Some argue that the drug has been bubbling below the surface in the counties for years, but aggressive police and sheriff’s deputies are finding it more often, thanks to better training and informants. While that may explain the jump in the number of arrests, it doesn’t address how the drug has become a top drug of choice among people arrested.
A gap-toothed, 19-year-old meth user who declined to give his name said cookers have formed cliques, teaching and talking about various methods of making the drug. And soon, they spread out, cooking and feeding their own habits.
“You have one, then five, then 10,” he said. “Pretty soon, you have a lot of people making it.”
But possibly one of the simplest reasons for the drug’s growth in the farm region is because of a relatively new way of making it, what cookers call “the one-pot” or the “shake and bake” methods.

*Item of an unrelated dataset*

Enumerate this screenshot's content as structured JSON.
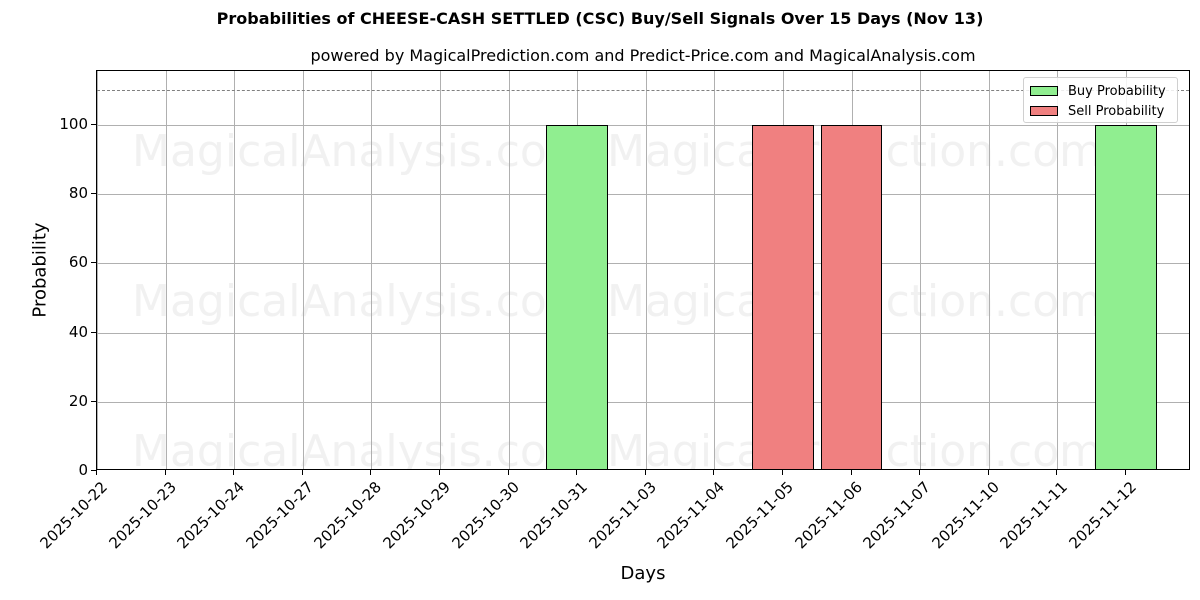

Several years ago, most dealers labored for hours, cooking and stirring the ingredients into a chemical stew. In recent years, however, a new form allows dealers to produce meth in 2-liter bottles, enabling them to make the drug along any road, pitch the debris and drive off with a fresh batch.
And that leaves officials concerned. They fear the new method may push the drug even farther into the rural corners of Holmes and Wayne counties.
But officials are quick to stress the region is not a drug hotspot, a place with a reputation like Scioto County for prescription pills or Meigs County for marijuana. Part of the reason is that it’s a tight-knit community and police are quickly adapting their investigative techniques.
That said, residents know that the scourge of meth is still out there and that they must remain on guard to protect their way of life.
That’s why Ed Miller, the Amish contractor in Wayne County’s town of Apple Creek, will keep pushing law enforcement authorities to speak with Amish families about the dangers of the chemical demon.
“We all have souls, and we’re all going through this together,” Miller said. “We believe that if we can help one person, one person, it will be worth it.”